Stephany,

I can't believe they sent your mom home before getting her pain under control. Have the doctors said why they can't get it controlled? Please make sure the hospice people know how bad it is. They should be able to help.

I'm sorry I can't help you on the question about a nurse. Every insurance is different and I don't really know anything about how medicare works. I guess you would have to call the ins. co. Actually, the hospice group should have a social worker or coordinator who should be able to help you with stuff like that. Our hospice also had volunteers to come in on days that the nurse didn't. We never used them, but I know they were available. Again, there should be a hospice coordinator who can help you with all this. Please don't hesitate to use all the services they provide. You and your dad will quickly wear yourselves to a frazzle trying to do it all yourself.

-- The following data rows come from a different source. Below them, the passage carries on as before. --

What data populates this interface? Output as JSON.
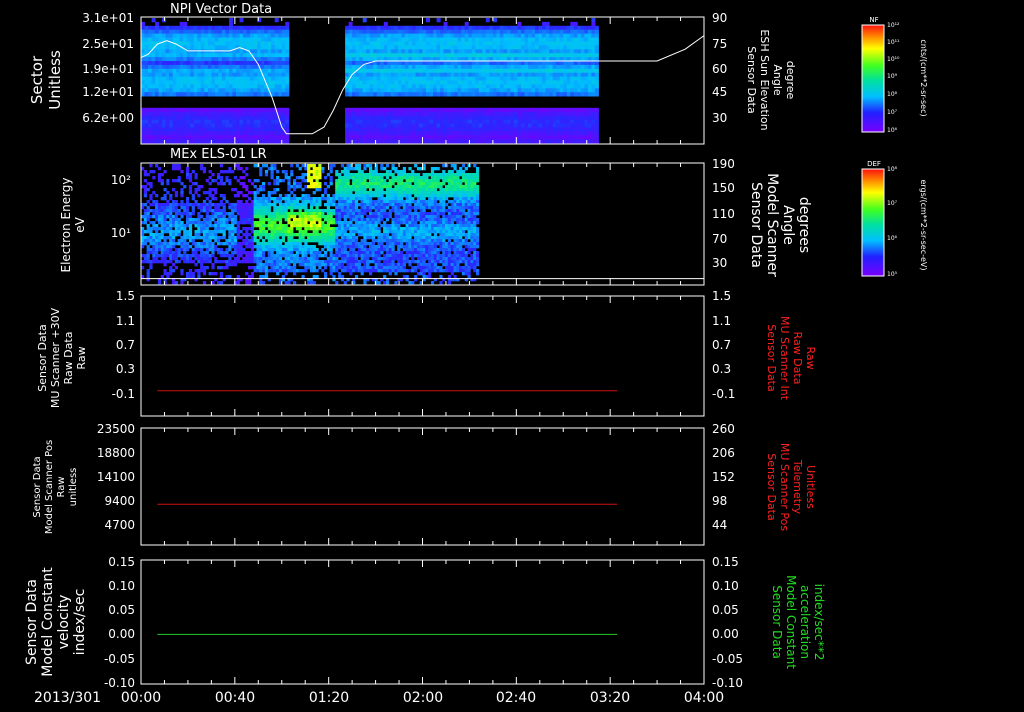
{
  "figure": {
    "date_label": "2013/301",
    "time_ticks": [
      "00:00",
      "00:40",
      "01:20",
      "02:00",
      "02:40",
      "03:20",
      "04:00"
    ],
    "time_range_min": [
      0,
      240
    ]
  },
  "chart_data": [
    {
      "type": "heatmap",
      "title": "NPI Vector Data",
      "ylabel": [
        "Sector",
        "Unitless"
      ],
      "yticks": [
        "3.1e+01",
        "2.5e+01",
        "1.9e+01",
        "1.2e+01",
        "6.2e+00"
      ],
      "ylabel_right": [
        "Sensor Data",
        "ESH Sun Elevation",
        "Angle",
        "degree"
      ],
      "yticks_right": [
        "90",
        "75",
        "60",
        "45",
        "30"
      ],
      "ylim_right": [
        15,
        90
      ],
      "data_gap_min": [
        [
          62,
          86
        ]
      ],
      "data_coverage_min": [
        0,
        195
      ],
      "overlay_line": {
        "name": "ESH Sun Elevation Angle",
        "color": "#ffffff",
        "points": [
          [
            0,
            66
          ],
          [
            3,
            68
          ],
          [
            7,
            74
          ],
          [
            11,
            76
          ],
          [
            15,
            74
          ],
          [
            20,
            70
          ],
          [
            30,
            70
          ],
          [
            38,
            70
          ],
          [
            42,
            72
          ],
          [
            46,
            70
          ],
          [
            50,
            62
          ],
          [
            56,
            42
          ],
          [
            60,
            25
          ],
          [
            62,
            21
          ],
          [
            68,
            21
          ],
          [
            73,
            21
          ],
          [
            78,
            25
          ],
          [
            82,
            35
          ],
          [
            86,
            47
          ],
          [
            90,
            56
          ],
          [
            95,
            62
          ],
          [
            100,
            64
          ],
          [
            130,
            64
          ],
          [
            220,
            64
          ],
          [
            232,
            71
          ],
          [
            240,
            79
          ]
        ]
      },
      "colorbar": {
        "label": "NF",
        "tick_labels": [
          "10¹²",
          "10¹¹",
          "10¹⁰",
          "10⁹",
          "10⁸",
          "10⁷",
          "10⁶"
        ],
        "units": "cnts/(cm**2-sr-sec)"
      }
    },
    {
      "type": "heatmap",
      "title": "MEx ELS-01 LR",
      "ylabel": [
        "Electron Energy",
        "eV"
      ],
      "yticks": [
        "10²",
        "10¹"
      ],
      "ylabel_right": [
        "Sensor Data",
        "Model Scanner",
        "Angle",
        "degrees"
      ],
      "yticks_right": [
        "190",
        "150",
        "110",
        "70",
        "30"
      ],
      "ylim_right": [
        0,
        190
      ],
      "data_coverage_min": [
        0,
        143
      ],
      "overlay_line": {
        "name": "Model Scanner Angle",
        "color": "#ffffff",
        "points": [
          [
            0,
            10
          ],
          [
            240,
            10
          ]
        ]
      },
      "colorbar": {
        "label": "DEF",
        "tick_labels": [
          "10⁸",
          "10⁷",
          "10⁶",
          "10⁵"
        ],
        "units": "ergs/(cm**2-sr-sec-eV)"
      }
    },
    {
      "type": "line",
      "ylabel": [
        "Sensor Data",
        "MU Scanner +30V",
        "Raw Data",
        "Raw"
      ],
      "yticks": [
        "1.5",
        "1.1",
        "0.7",
        "0.3",
        "-0.1"
      ],
      "ylim": [
        -0.4,
        1.5
      ],
      "ylabel_right": [
        "Sensor Data",
        "MU Scanner Int",
        "Raw Data",
        "Raw"
      ],
      "yticks_right": [
        "1.5",
        "1.1",
        "0.7",
        "0.3",
        "-0.1"
      ],
      "series": [
        {
          "color": "#cc1111",
          "x": [
            7,
            203
          ],
          "y": [
            0.0,
            0.0
          ]
        }
      ]
    },
    {
      "type": "line",
      "ylabel": [
        "Sensor Data",
        "Model Scanner Pos",
        "Raw",
        "unitless"
      ],
      "yticks": [
        "23500",
        "18800",
        "14100",
        "9400",
        "4700"
      ],
      "ylim": [
        0,
        23500
      ],
      "ylabel_right": [
        "Sensor Data",
        "MU Scanner Pos",
        "Telemetry",
        "Unitless"
      ],
      "yticks_right": [
        "260",
        "206",
        "152",
        "98",
        "44"
      ],
      "series": [
        {
          "color": "#cc1111",
          "x": [
            7,
            203
          ],
          "y": [
            8200,
            8200
          ]
        }
      ]
    },
    {
      "type": "line",
      "ylabel": [
        "Sensor Data",
        "Model Constant",
        "velocity",
        "index/sec"
      ],
      "yticks": [
        "0.15",
        "0.10",
        "0.05",
        "0.00",
        "-0.05",
        "-0.10"
      ],
      "ylim": [
        -0.1,
        0.15
      ],
      "ylabel_right": [
        "Sensor Data",
        "Model Constant",
        "acceleration",
        "index/sec**2"
      ],
      "yticks_right": [
        "0.15",
        "0.10",
        "0.05",
        "0.00",
        "-0.05",
        "-0.10"
      ],
      "series": [
        {
          "color": "#22cc22",
          "x": [
            7,
            203
          ],
          "y": [
            0.0,
            0.0
          ]
        }
      ]
    }
  ],
  "colors": {
    "axis": "#ffffff",
    "right_label_red": "#ff2020",
    "right_label_green": "#22dd22",
    "right_label_white": "#ffffff"
  }
}
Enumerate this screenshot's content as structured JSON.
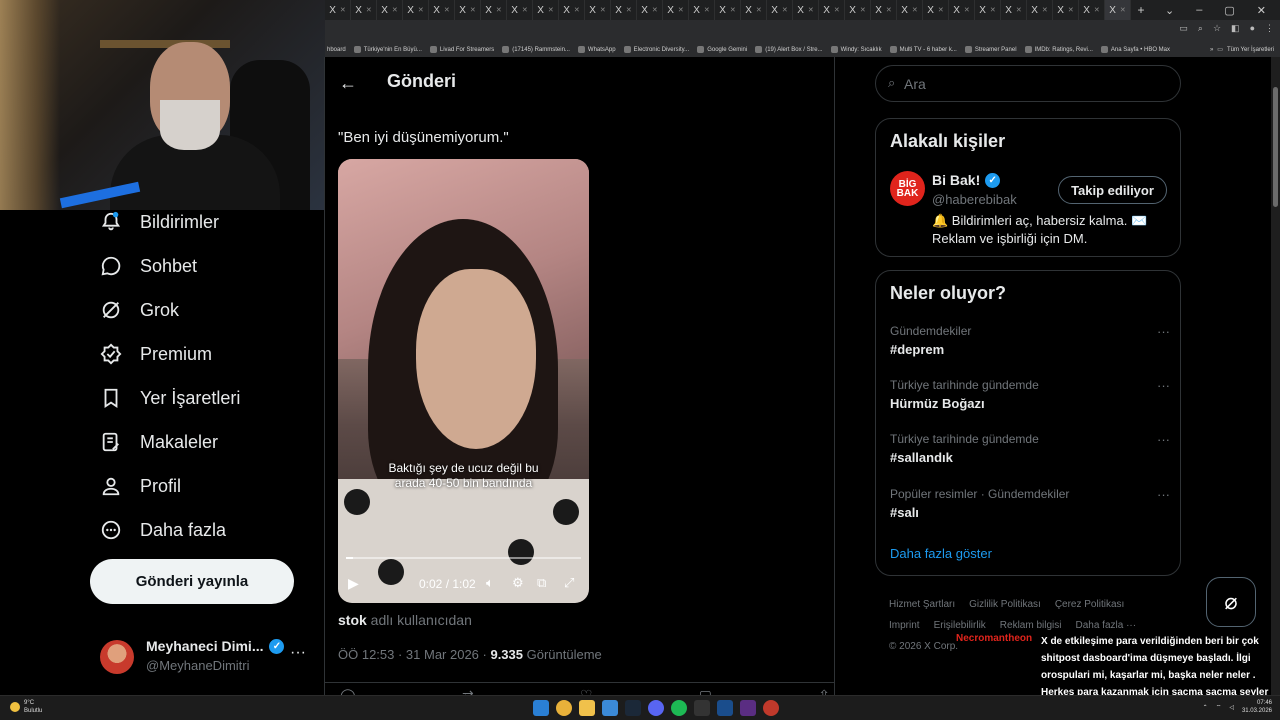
{
  "browser": {
    "tab_glyph": "X",
    "tab_count": 31,
    "new_tab": "+",
    "bookmarks": [
      "hboard",
      "Türkiye'nin En Büyü...",
      "Livad For Streamers",
      "(17145) Rammstein...",
      "WhatsApp",
      "Electronic Diversity...",
      "Google Gemini",
      "(19) Alert Box / Stre...",
      "Windy: Sıcaklık",
      "Multi TV - 6 haber k...",
      "Streamer Panel",
      "IMDb: Ratings, Revi...",
      "Ana Sayfa • HBO Max"
    ],
    "bookmarks_more": "»",
    "all_bookmarks": "Tüm Yer İşaretleri"
  },
  "nav": {
    "items": [
      {
        "label": "Bildirimler",
        "icon": "bell-icon"
      },
      {
        "label": "Sohbet",
        "icon": "chat-icon"
      },
      {
        "label": "Grok",
        "icon": "grok-icon"
      },
      {
        "label": "Premium",
        "icon": "premium-icon"
      },
      {
        "label": "Yer İşaretleri",
        "icon": "bookmark-icon"
      },
      {
        "label": "Makaleler",
        "icon": "article-icon"
      },
      {
        "label": "Profil",
        "icon": "person-icon"
      },
      {
        "label": "Daha fazla",
        "icon": "more-circle-icon"
      }
    ],
    "post_button": "Gönderi yayınla",
    "user_name": "Meyhaneci Dimi...",
    "user_handle": "@MeyhaneDimitri",
    "user_more": "···"
  },
  "post": {
    "header_title": "Gönderi",
    "text": "\"Ben iyi düşünemiyorum.\"",
    "video_caption_line1": "Baktığı şey de ucuz değil bu",
    "video_caption_line2": "arada 40-50 bin bandında",
    "video_time": "0:02 / 1:02",
    "video_progress": 0.03,
    "source_user": "stok",
    "source_suffix": " adlı kullanıcıdan",
    "timestamp": "ÖÖ 12:53 · 31 Mar 2026 · ",
    "views_count": "9.335",
    "views_label": " Görüntüleme"
  },
  "search": {
    "placeholder": "Ara"
  },
  "related": {
    "title": "Alakalı kişiler",
    "avatar_text": "BİG BAK",
    "name": "Bi Bak!",
    "handle": "@haberebibak",
    "follow_label": "Takip ediliyor",
    "bio": "🔔 Bildirimleri aç, habersiz kalma. ✉️ Reklam ve işbirliği için DM."
  },
  "trends": {
    "title": "Neler oluyor?",
    "items": [
      {
        "context": "Gündemdekiler",
        "name": "#deprem"
      },
      {
        "context": "Türkiye tarihinde gündemde",
        "name": "Hürmüz Boğazı"
      },
      {
        "context": "Türkiye tarihinde gündemde",
        "name": "#sallandık"
      },
      {
        "context": "Popüler resimler · Gündemdekiler",
        "name": "#salı"
      }
    ],
    "more_glyph": "···",
    "show_more": "Daha fazla göster"
  },
  "footer": {
    "links": [
      "Hizmet Şartları",
      "Gizlilik Politikası",
      "Çerez Politikası",
      "Imprint",
      "Erişilebilirlik",
      "Reklam bilgisi",
      "Daha fazla ···"
    ],
    "copyright": "© 2026 X Corp."
  },
  "overlay": {
    "chat_user": "Necromantheon",
    "chat_message": "X de etkileşime para verildiğinden beri bir çok shitpost dasboard'ima düşmeye başladı. İlgi orospulari mi, kaşarlar mi, başka neler neler . Herkes para kazanmak için saçma saçma şeyler paylaşıyor"
  },
  "taskbar": {
    "temp": "9°C",
    "weather": "Bulutlu",
    "time": "07:46",
    "date": "31.03.2026"
  },
  "colors": {
    "accent": "#1d9bf0",
    "background": "#000000",
    "text": "#e7e9ea",
    "muted": "#71767b",
    "chat_name": "#e0241c"
  }
}
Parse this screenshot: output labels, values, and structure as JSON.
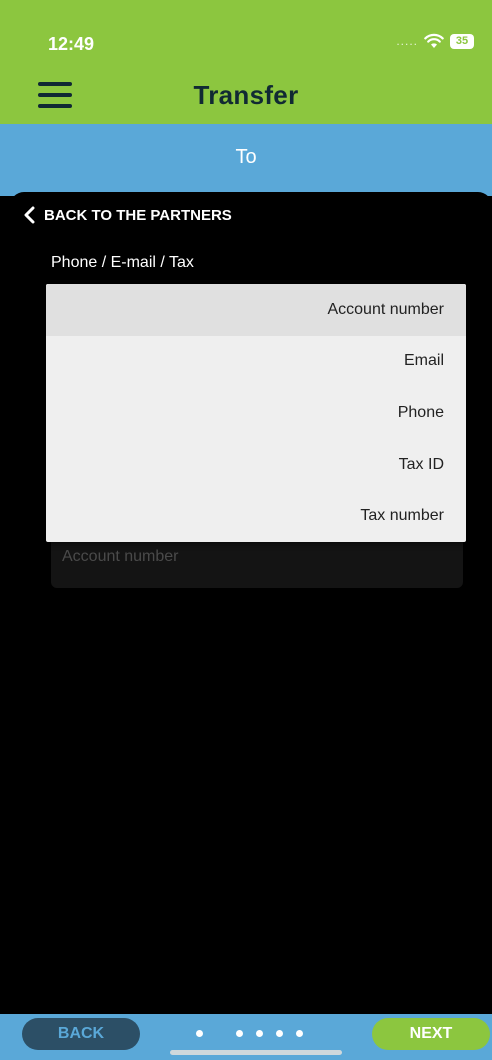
{
  "status_bar": {
    "time": "12:49",
    "signal": ".....",
    "battery": "35"
  },
  "header": {
    "title": "Transfer"
  },
  "subheader": {
    "label": "To"
  },
  "content": {
    "back_link": "BACK TO THE PARTNERS",
    "field_label": "Phone / E-mail / Tax",
    "input_placeholder": "Account number"
  },
  "dropdown": {
    "selected": "Account number",
    "options": [
      "Account number",
      "Email",
      "Phone",
      "Tax ID",
      "Tax number"
    ]
  },
  "footer": {
    "back_label": "BACK",
    "next_label": "NEXT",
    "pager": {
      "total": 6,
      "active_index": 1
    }
  },
  "colors": {
    "green": "#8cc63f",
    "blue": "#5aa8d8",
    "dark_navy": "#2c4f66",
    "black": "#000000"
  }
}
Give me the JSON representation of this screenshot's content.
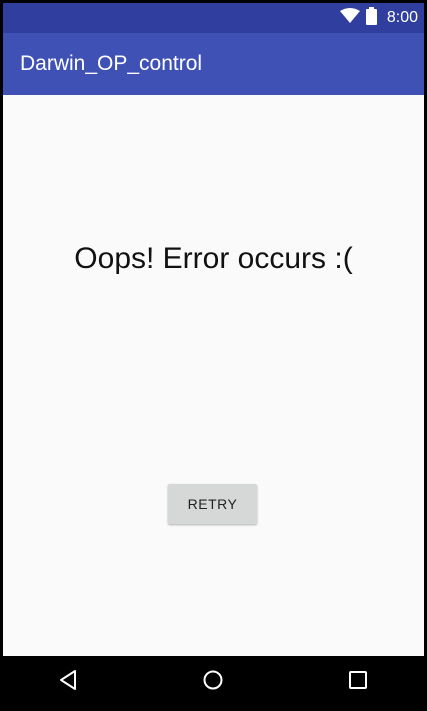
{
  "status_bar": {
    "time": "8:00",
    "icons": [
      "wifi-icon",
      "battery-icon"
    ]
  },
  "app_bar": {
    "title": "Darwin_OP_control",
    "color": "#3f51b5",
    "status_color": "#303f9f"
  },
  "main": {
    "error_message": "Oops! Error occurs :(",
    "retry_label": "RETRY"
  },
  "nav_bar": {
    "buttons": [
      "back-icon",
      "home-icon",
      "recents-icon"
    ]
  }
}
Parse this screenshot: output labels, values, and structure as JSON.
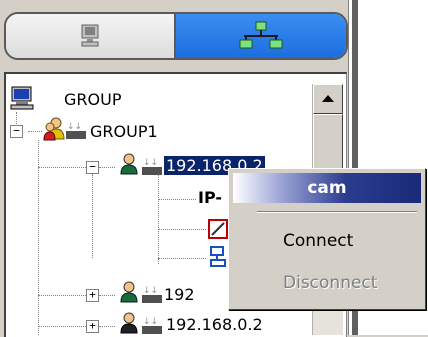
{
  "tabs": [
    {
      "icon": "computer-icon"
    },
    {
      "icon": "network-icon",
      "active": true
    }
  ],
  "tree": {
    "root": "GROUP",
    "group1": "GROUP1",
    "device_selected": "192.168.0.2",
    "child_label": "IP-",
    "device_2": "192",
    "device_3": "192.168.0.2"
  },
  "context_menu": {
    "title": "cam",
    "items": [
      {
        "label": "Connect",
        "enabled": true
      },
      {
        "label": "Disconnect",
        "enabled": false
      }
    ]
  },
  "colors": {
    "selection": "#0a246a",
    "active_tab": "#1c6ee0",
    "menu_header": "#1a2a78"
  }
}
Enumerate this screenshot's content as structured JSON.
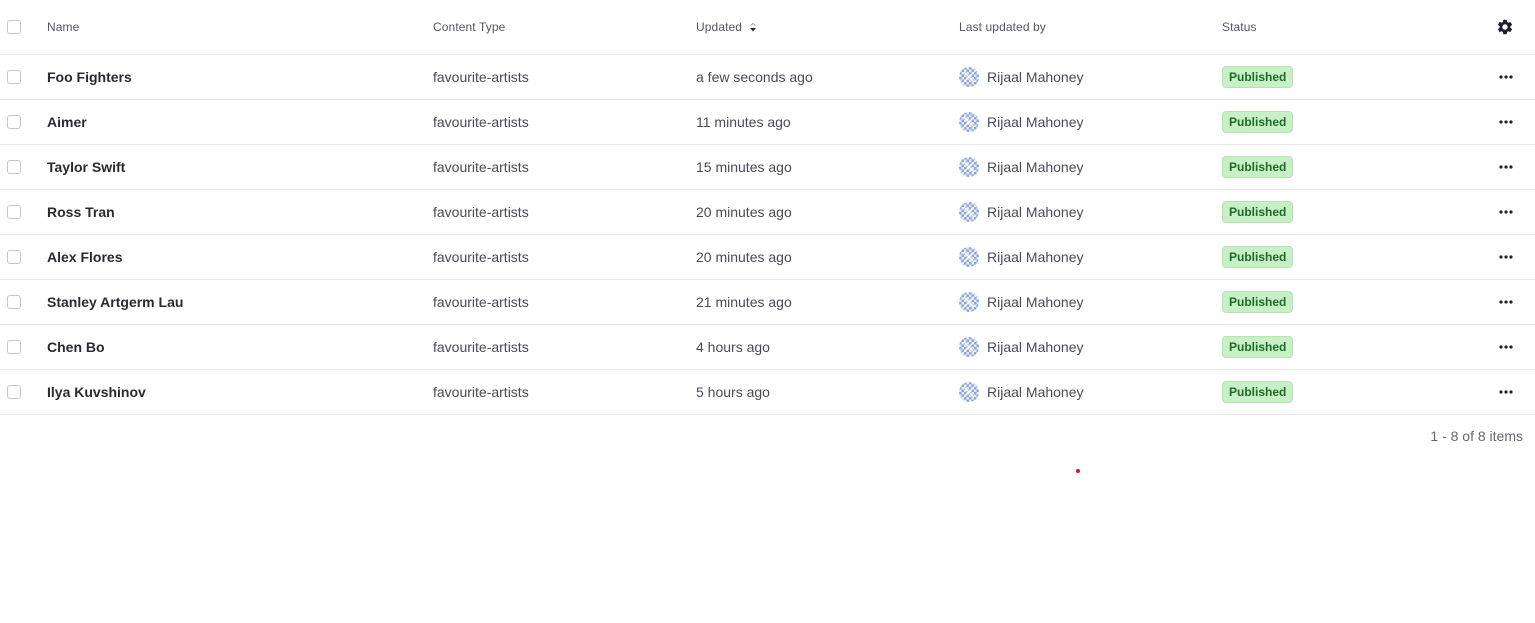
{
  "header": {
    "name": "Name",
    "content_type": "Content Type",
    "updated": "Updated",
    "last_updated_by": "Last updated by",
    "status": "Status"
  },
  "rows": [
    {
      "name": "Foo Fighters",
      "content_type": "favourite-artists",
      "updated": "a few seconds ago",
      "author": "Rijaal Mahoney",
      "status": "Published"
    },
    {
      "name": "Aimer",
      "content_type": "favourite-artists",
      "updated": "11 minutes ago",
      "author": "Rijaal Mahoney",
      "status": "Published"
    },
    {
      "name": "Taylor Swift",
      "content_type": "favourite-artists",
      "updated": "15 minutes ago",
      "author": "Rijaal Mahoney",
      "status": "Published"
    },
    {
      "name": "Ross Tran",
      "content_type": "favourite-artists",
      "updated": "20 minutes ago",
      "author": "Rijaal Mahoney",
      "status": "Published"
    },
    {
      "name": "Alex Flores",
      "content_type": "favourite-artists",
      "updated": "20 minutes ago",
      "author": "Rijaal Mahoney",
      "status": "Published"
    },
    {
      "name": "Stanley Artgerm Lau",
      "content_type": "favourite-artists",
      "updated": "21 minutes ago",
      "author": "Rijaal Mahoney",
      "status": "Published"
    },
    {
      "name": "Chen Bo",
      "content_type": "favourite-artists",
      "updated": "4 hours ago",
      "author": "Rijaal Mahoney",
      "status": "Published"
    },
    {
      "name": "Ilya Kuvshinov",
      "content_type": "favourite-artists",
      "updated": "5 hours ago",
      "author": "Rijaal Mahoney",
      "status": "Published"
    }
  ],
  "pagination": {
    "summary": "1 - 8 of 8 items"
  },
  "icons": {
    "sort": "sort-descending-icon",
    "settings": "gear-icon",
    "row_actions": "ellipsis-icon",
    "avatar": "user-avatar-icon"
  },
  "colors": {
    "status_badge_bg": "#c8f0c6",
    "status_badge_text": "#1f6b2a",
    "row_divider": "#e8e8ee"
  }
}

I want to add something to one of my previous comments. I said I thought Heather would have lived longer if she had better nutrition and if the tumor hadn't moved into her spine. The reason I felt that way was because the chemo she was on was starting to shrink the tumors. In fact, for a short time, she had an amazing turnaround. But because of the complications from the destruction of her vertebrae and the digestive issues she suffered, she couldn't continue receiving chemo. She was just too weak. It really wasn't too long after she stopped chemo that she died.

When I originally made that comment, I was trying to give you hope that your mom would live longer than Heather, even though I wasn't very hopeful that would actually happen. After reading your post about not wanting your mom to suffer needlessly, I can see that wasn't necessarily a good idea. I still don't have any idea how long your mom might have, but since she won't be having any treatment to try to shrink the tumors, I would probably guess her time would be relatively short, compared to Heather's. Especially if your mom has given up. Sometimes that can have a profound effect on the time one has left. But again, this is purely speculation and I am probably way out in left field on this one. And if I say anymore, people will think I am really loony, so I think I'll quit jabbering now. Let us know how things go.

Rosie

Was primary caregiver to my daughter Heather who had stage IV base of tongue SCC w/ primary recurrence. Original diagnosis August 21st, 2002. Primary recurrence March 18th, 2003. Died October 6th, 2003.